Now, how do we use this thing? Let's begin by giving each note a value. Since the sixteenth note/rest is the base value for this grid, we'll give it a value of 1. An eighth note/rest is equivalent to 2 sixteenth notes/rests, so that will be 2. A quarter note/rest is equal to 4 sixteenths, so that will be 4. We'll start with these basics.

NOTE: All of the following rules are written only about the notes. They apply to rests too.

Anytime you see a sixteenth note, move over one space in the grid to find out what count the next one starts on. If you have a sixteenth note on beat 1, the next will fall on the E of 1. If you have a sixteenth note on the & of 2, the next will fall on the A of 2. If we have a sixteenth note on the A of 3, the next one will fall on beat 4. Remember, move only one space per sixteenth note.

Eighth notes will skip one space. If we look at the natural count for eighth notes (just read the black boxes), we will see that it appears in every other box. Any time an eighth note falls on a beat then, the next note will be on the & of that beat. When an eighth note is written on an & beat, the next note will fall on the next beat. In addition to lining eighth notes up on the beats, we can also play them on the E's and A's (just read the white boxes). Therefore, any time an eighth note lands on an E, the next note will be on the A of that beat, and anytime an eighth note lands on the A of a beat, the next note will be on the E of the next beat. Simple!

Quarter notes are even easier. We've already learned in previous work that the quarter notes will always follow the 1, 2, 3, 4 count. So that's down. Now, if we have a quarter note that falls on the E, &, or A of the beat, the next note will fall on the same part of the next beat.

Dotted notes are next, beginning with dotted eighths. The dot will add half of the note's value, so, as an eighth note is worth 2 we'll add 1 to that. Therefore, dotted eighth notes get a value of 3. These will cycle over every three beats before they land on the beat again.

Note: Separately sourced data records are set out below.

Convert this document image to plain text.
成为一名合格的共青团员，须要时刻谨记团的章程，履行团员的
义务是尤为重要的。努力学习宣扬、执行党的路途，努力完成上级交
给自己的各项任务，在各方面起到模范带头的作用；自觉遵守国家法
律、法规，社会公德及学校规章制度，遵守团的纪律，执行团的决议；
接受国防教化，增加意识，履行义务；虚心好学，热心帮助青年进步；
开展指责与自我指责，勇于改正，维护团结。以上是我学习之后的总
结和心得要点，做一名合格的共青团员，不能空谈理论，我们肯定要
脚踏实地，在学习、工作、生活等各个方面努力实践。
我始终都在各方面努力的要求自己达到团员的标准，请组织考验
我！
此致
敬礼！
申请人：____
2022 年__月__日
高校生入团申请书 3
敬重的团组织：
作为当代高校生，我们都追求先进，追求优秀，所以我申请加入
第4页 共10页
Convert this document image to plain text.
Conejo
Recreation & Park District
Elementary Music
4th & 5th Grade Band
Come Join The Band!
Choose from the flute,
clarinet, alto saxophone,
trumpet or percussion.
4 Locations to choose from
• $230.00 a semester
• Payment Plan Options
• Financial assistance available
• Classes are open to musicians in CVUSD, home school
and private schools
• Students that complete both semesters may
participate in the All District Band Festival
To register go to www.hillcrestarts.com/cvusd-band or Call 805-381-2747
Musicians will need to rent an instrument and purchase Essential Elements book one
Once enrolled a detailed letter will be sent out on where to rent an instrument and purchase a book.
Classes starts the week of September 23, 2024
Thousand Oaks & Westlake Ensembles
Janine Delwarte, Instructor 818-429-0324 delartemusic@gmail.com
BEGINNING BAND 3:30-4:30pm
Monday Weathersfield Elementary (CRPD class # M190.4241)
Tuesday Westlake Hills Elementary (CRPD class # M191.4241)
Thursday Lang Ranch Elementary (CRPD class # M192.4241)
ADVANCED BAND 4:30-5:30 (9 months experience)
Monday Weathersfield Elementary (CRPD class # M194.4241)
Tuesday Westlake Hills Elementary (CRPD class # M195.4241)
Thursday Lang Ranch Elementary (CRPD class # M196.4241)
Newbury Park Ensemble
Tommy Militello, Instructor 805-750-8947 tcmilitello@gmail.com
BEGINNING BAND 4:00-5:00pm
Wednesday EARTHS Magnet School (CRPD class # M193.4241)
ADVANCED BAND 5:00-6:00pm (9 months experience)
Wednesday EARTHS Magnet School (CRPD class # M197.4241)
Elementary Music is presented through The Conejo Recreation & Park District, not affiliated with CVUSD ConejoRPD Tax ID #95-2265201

Here are a few more values for you to figure out how to use on your own. The dotted quarter gets a value of 6. The half note gets a value of 8. A whole note is a 16 value. Dotted half notes are a value of 12. And for added fun experiment with values of five, seven, nine, etc. by combining 2's and 3's.

Now let's take a look at the 12/8 grid.

This one will have slightly different values but will work in the same way. An eighth note is the smallest subdivision written in the above grid, so we will bestow upon it the honor of the value of 1. This will make quarter notes worth 2, dotted quarters (the pulse as shown by the black grid spaces) worth 3, half notes worth 4, dotted half notes worth 6, and dotted whole notes worth 12. Apply the same rules as with the 4/4 grid, and you should have no trouble working out all common rhythms in both of these time signatures.